Né de l’analyse des besoins des acteurs humanitaires en termes d’outils de gestion, de méthode d’assurance qualité et de redevabilité, Sigmah est un peu un OVNI dans le secteur et ceci pour plusieurs raisons :
L’émergence d’une gouvernance originale : le projet Sigmah, mis en place opérationnellement par le Groupe URD est par essence un projet collectif. Géré et piloté par une coopérative d’ONG, dont parmi les plus grandes humanitaires françaises (ACF, MDM, la Croix Rouge Française, Handicap International) mais aussi les ONG de taille moyenne mais très actives et dynamiques sur le terrain (Secours Islamique, Solidarités International, Première Urgence-Aide Médicale Internationale, Comité d’Aide Médicale, COSI, Triangle). Dans le paysage des ONG françaises, si souvent décrit comme pavé d’individualisme et de compétition inter-ONG, l’esprit qui anime les membres de la coopérative est au contraire un esprit de coopération effective et de mise en commun.
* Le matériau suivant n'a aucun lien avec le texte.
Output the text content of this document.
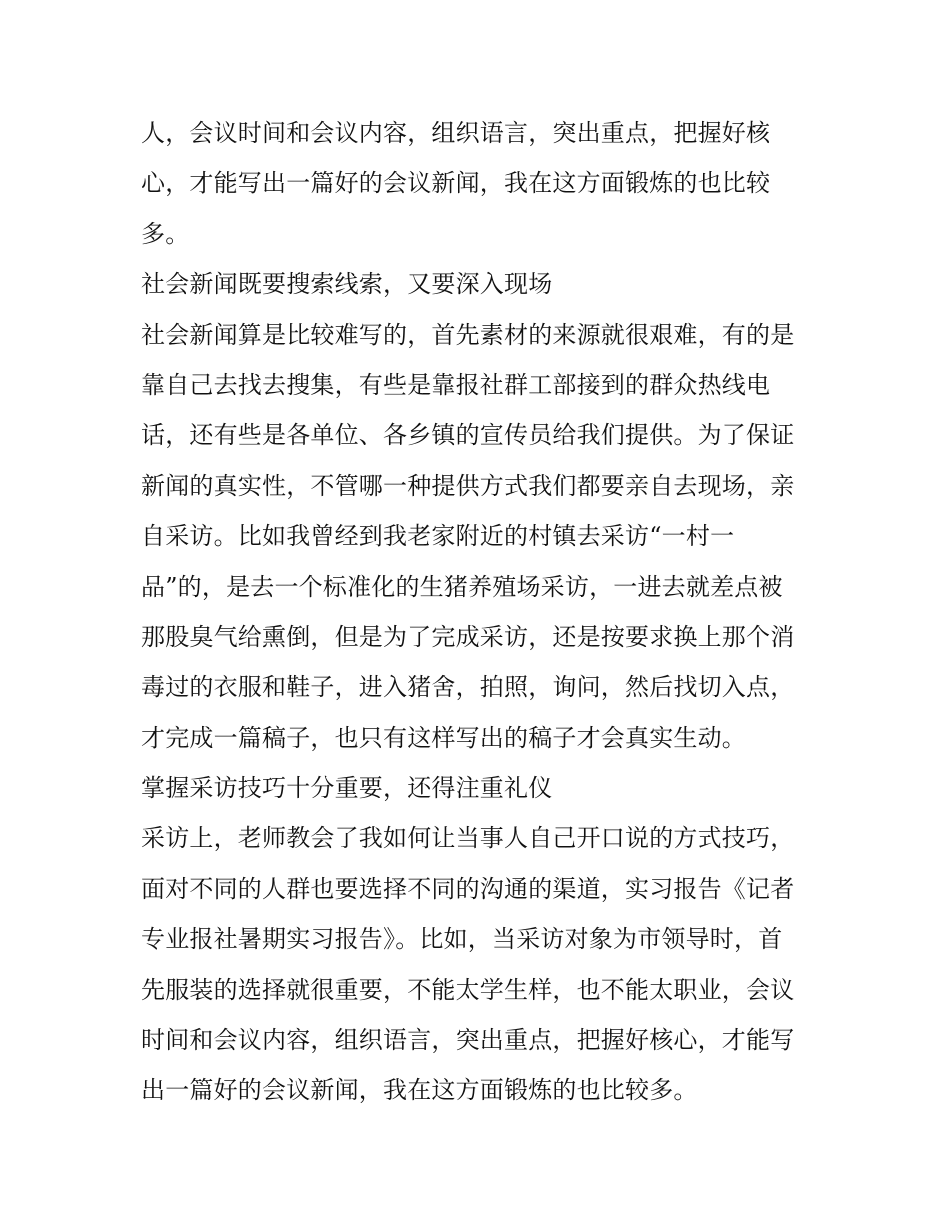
人，会议时间和会议内容，组织语言，突出重点，把握好核
心，才能写出一篇好的会议新闻，我在这方面锻炼的也比较
多。
社会新闻既要搜索线索，又要深入现场
社会新闻算是比较难写的，首先素材的来源就很艰难，有的是
靠自己去找去搜集，有些是靠报社群工部接到的群众热线电
话，还有些是各单位、各乡镇的宣传员给我们提供。为了保证
新闻的真实性，不管哪一种提供方式我们都要亲自去现场，亲
自采访。比如我曾经到我老家附近的村镇去采访“一村一
品”的，是去一个标准化的生猪养殖场采访，一进去就差点被
那股臭气给熏倒，但是为了完成采访，还是按要求换上那个消
毒过的衣服和鞋子，进入猪舍，拍照，询问，然后找切入点，
才完成一篇稿子，也只有这样写出的稿子才会真实生动。
掌握采访技巧十分重要，还得注重礼仪
采访上，老师教会了我如何让当事人自己开口说的方式技巧，
面对不同的人群也要选择不同的沟通的渠道，实习报告《记者
专业报社暑期实习报告》。比如，当采访对象为市领导时，首
先服装的选择就很重要，不能太学生样，也不能太职业，会议
时间和会议内容，组织语言，突出重点，把握好核心，才能写
出一篇好的会议新闻，我在这方面锻炼的也比较多。
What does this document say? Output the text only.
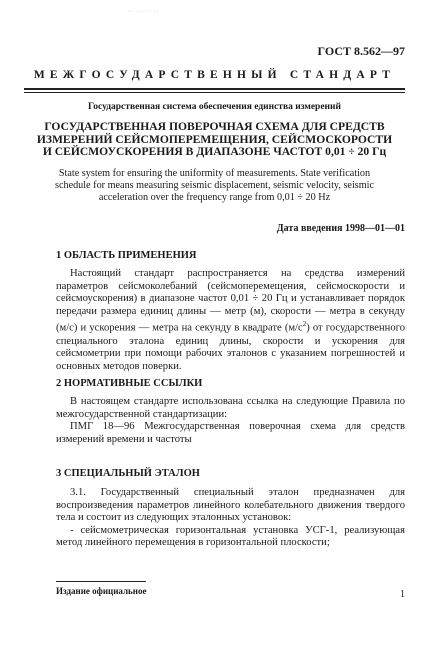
·· ·· ·· ··
ГОСТ 8.562—97
МЕЖГОСУДАРСТВЕННЫЙ СТАНДАРТ
Государственная система обеспечения единства измерений
ГОСУДАРСТВЕННАЯ ПОВЕРОЧНАЯ СХЕМА ДЛЯ СРЕДСТВ
ИЗМЕРЕНИЙ СЕЙСМОПЕРЕМЕЩЕНИЯ, СЕЙСМОСКОРОСТИ
И СЕЙСМОУСКОРЕНИЯ В ДИАПАЗОНЕ ЧАСТОТ 0,01 ÷ 20 Гц
State system for ensuring the uniformity of measurements. State verification
schedule for means measuring seismic displacement, seismic velocity, seismic
acceleration over the frequency range from 0,01 ÷ 20 Hz
Дата введения 1998—01—01
1 ОБЛАСТЬ ПРИМЕНЕНИЯ

Настоящий стандарт распространяется на средства измерений параметров сейсмоколебаний (сейсмоперемещения, сейсмоскорости и сейсмоускорения) в диапазоне частот 0,01 ÷ 20 Гц и устанавливает порядок передачи размера единиц длины — метр (м), скорости — метра в секунду (м/с) и ускорения — метра на секунду в квадрате $(м/с^2)$ от государственного специального эталона единиц длины, скорости и ускорения для сейсмометрии при помощи рабочих эталонов с указанием погрешностей и основных методов поверки.

2 НОРМАТИВНЫЕ ССЫЛКИ

В настоящем стандарте использована ссылка на следующие Правила по межгосударственной стандартизации:

ПМГ 18—96 Межгосударственная поверочная схема для средств измерений времени и частоты

3 СПЕЦИАЛЬНЫЙ ЭТАЛОН

3.1. Государственный специальный эталон предназначен для воспроизведения параметров линейного колебательного движения твердого тела и состоит из следующих эталонных установок:

- сейсмометрическая горизонтальная установка УСГ-1, реализующая метод линейного перемещения в горизонтальной плоскости;

Издание официальное	1
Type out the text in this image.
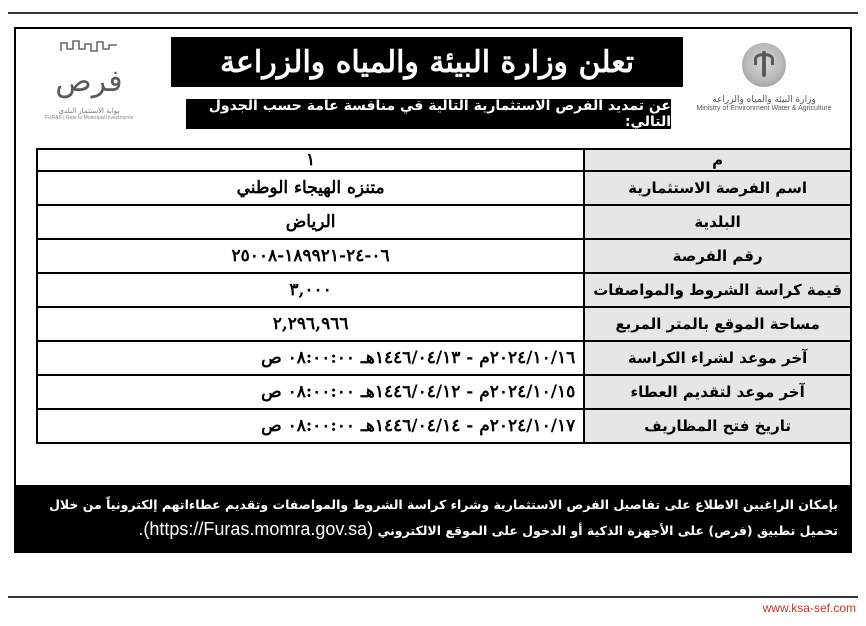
وزارة البيئة والمياه والزراعة
Ministry of Environment Water & Agriculture
تعلن وزارة البيئة والمياه والزراعة
عن تمديد الفرص الاستثمارية التالية في منافسة عامة حسب الجدول التالي:
فرص
بوابة الاستثمار البلدي
FURAS | Gate to Municipal Investments
م	١
اسم الفرصة الاستثمارية	متنزه الهيجاء الوطني
البلدية	الرياض
رقم الفرصة	٠٦-٢٤-١٨٩٩٢١-٢٥٠٠٨
قيمة كراسة الشروط والمواصفات	٣,٠٠٠
مساحة الموقع بالمتر المربع	٢,٢٩٦,٩٦٦
آخر موعد لشراء الكراسة	٢٠٢٤/١٠/١٦م - ١٤٤٦/٠٤/١٣هـ ٠٨:٠٠:٠٠ ص
آخر موعد لتقديم العطاء	٢٠٢٤/١٠/١٥م - ١٤٤٦/٠٤/١٢هـ ٠٨:٠٠:٠٠ ص
تاريخ فتح المظاريف	٢٠٢٤/١٠/١٧م - ١٤٤٦/٠٤/١٤هـ ٠٨:٠٠:٠٠ ص
بإمكان الراغبين الاطلاع على تفاصيل الفرص الاستثمارية وشراء كراسة الشروط والمواصفات وتقديم عطاءاتهم إلكترونياً من خلال
تحميل تطبيق (فرص) على الأجهزة الذكية أو الدخول على الموقع الالكتروني (https://Furas.momra.gov.sa).
www.ksa-sef.com
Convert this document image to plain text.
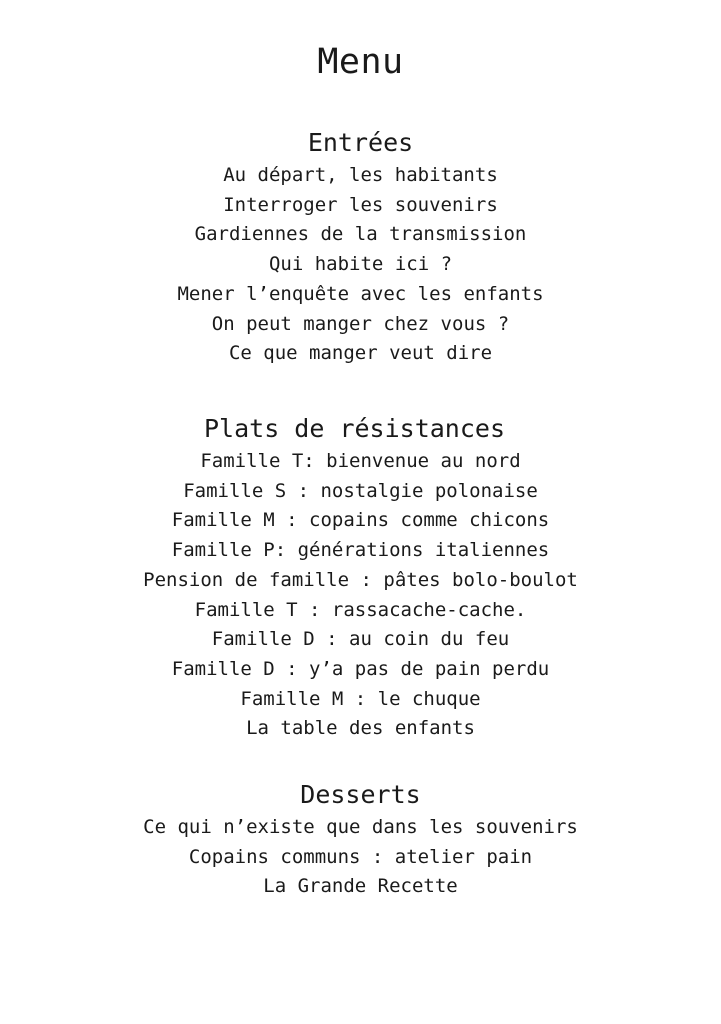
Menu
Entrées
Au départ, les habitants
Interroger les souvenirs
Gardiennes de la transmission
Qui habite ici ?
Mener l’enquête avec les enfants
On peut manger chez vous ?
Ce que manger veut dire
Plats de résistances
Famille T: bienvenue au nord
Famille S : nostalgie polonaise
Famille M : copains comme chicons
Famille P: générations italiennes
Pension de famille : pâtes bolo-boulot
Famille T : rassacache-cache.
Famille D : au coin du feu
Famille D : y’a pas de pain perdu
Famille M : le chuque
La table des enfants
Desserts
Ce qui n’existe que dans les souvenirs
Copains communs : atelier pain
La Grande Recette
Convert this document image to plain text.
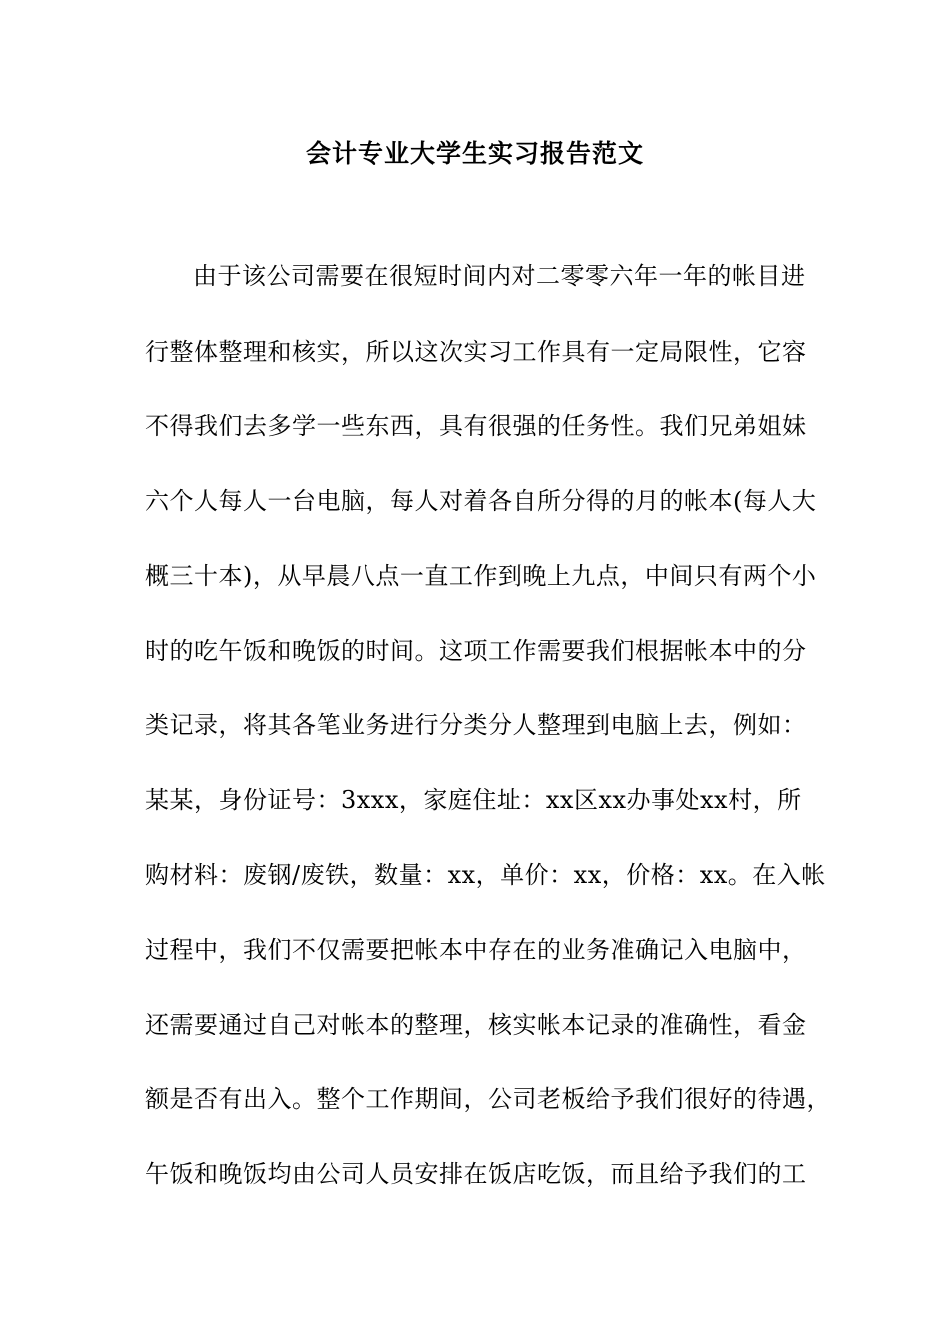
会计专业大学生实习报告范文
由于该公司需要在很短时间内对二零零六年一年的帐目进
行整体整理和核实，所以这次实习工作具有一定局限性，它容
不得我们去多学一些东西，具有很强的任务性。我们兄弟姐妹
六个人每人一台电脑，每人对着各自所分得的月的帐本(每人大
概三十本)，从早晨八点一直工作到晚上九点，中间只有两个小
时的吃午饭和晚饭的时间。这项工作需要我们根据帐本中的分
类记录，将其各笔业务进行分类分人整理到电脑上去，例如：
某某，身份证号：3xxx，家庭住址：xx区xx办事处xx村，所
购材料：废钢/废铁，数量：xx，单价：xx，价格：xx。在入帐
过程中，我们不仅需要把帐本中存在的业务准确记入电脑中，
还需要通过自己对帐本的整理，核实帐本记录的准确性，看金
额是否有出入。整个工作期间，公司老板给予我们很好的待遇，
午饭和晚饭均由公司人员安排在饭店吃饭，而且给予我们的工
L’expression d’une responsabilité assumée : L’analyse des besoins avait fait ressortir celui d’un logiciel offrant un certain nombre de fonctionnalités : suivre l’état d’avancement des projets et des financements ; définir, suivre et cartographier des indicateurs à différents niveaux (projet, pays, région, institution) ; centraliser les documents de projets ; améliorer la gestion de calendriers et l’anticipation avec alerte ; opérationnaliser une démarche d’assurance qualité, en définissant des critères et des points critiques liés aux projets.
Cette analyse de facto démontre l’importance accordée par les ONG aux enjeux de responsabilité qu’elles ont tant face aux populations qu’elles soutiennent, toujours plus exigeantes en terme de qualité du service, que face aux donateurs du public et aux financeurs qui leurs accordent les deniers publics.
Un mariage innovant de la communauté humanitaire et de celle du logiciel libre : Les évolutions de l’humanitaire ont vu des développements importants dans les interactions entre ce secteur et les nouvelles technologies de l’information et de la communication (NTIC). Utilisation des Systèmes d’Information Géographique (SIG) et de l’imagerie satellitaire, implication de plus en plus forte de la téléphonie mobile (avec Frontline SMS, Ushahidi), etc. Mais s’il existe déjà des logiciels de gestion de projet développés pour le secteur commercial, rien n’a été réellement conçu pour le secteur humanitaire et ses contraintes.
C’est autour de cette thématique que la Coopérative de Pilotage du projet Sigmah s’est mise en contact avec des développeurs de la communauté du logiciel libre. Avec un soutien de la DG ECHO, des régions Ile de France et Rhône-Alpes, de la Fondation pour le Progrès de l’Homme et d’un vrai engagement des futurs usagers, Sigmah a donc été développé et continuera de l’être dans cet esprit ouvert et un peu libertaire du « Libre ».
Un premier résultat, la version 1.0 du logiciel Sigmah : Méthodologies dites « agiles », interaction permanente entre les utilisateurs et les développeurs impliqués, tout un fourmillement d’idées, des mois de travail ont conduit à la sortie le 14 Juin 2011 de la v1.0 du logiciel Sigmah. Cette version a été présentée par les membres de la Coopérative de Pilotage dans la salle de Conférence du Centre Convention du Ministère Français des Affaires étrangères et européenne (plus d’information sur cette conférence de lancement à http://www.urd.org/spip.php?article741).
L’aventure continue : Une version 1.0, c’est un pas énorme, mais ce n’est que le premier d’un chemin. Les évolutions déjà identifiées (besoin de mode déconnecté), les spécificités de chaque organisation (besoin d’adaptation pour les paramétrages), renforcement souhaité avec des systèmes SIG et d’expression des besoins par les populations, mise en place d’un « business model » qui permettra la maintenance et le partage des adaptations.
De nouveaux défis attendent les explorateurs de ces nouveaux espaces entre populations dans la détresse, virtualité Internet et réalité des responsabilités d’un secteur qui doit faire le bien, le faire bien mais aussi rendre compte de l’utilisation des ressources souvent rares qui lui sont accordées.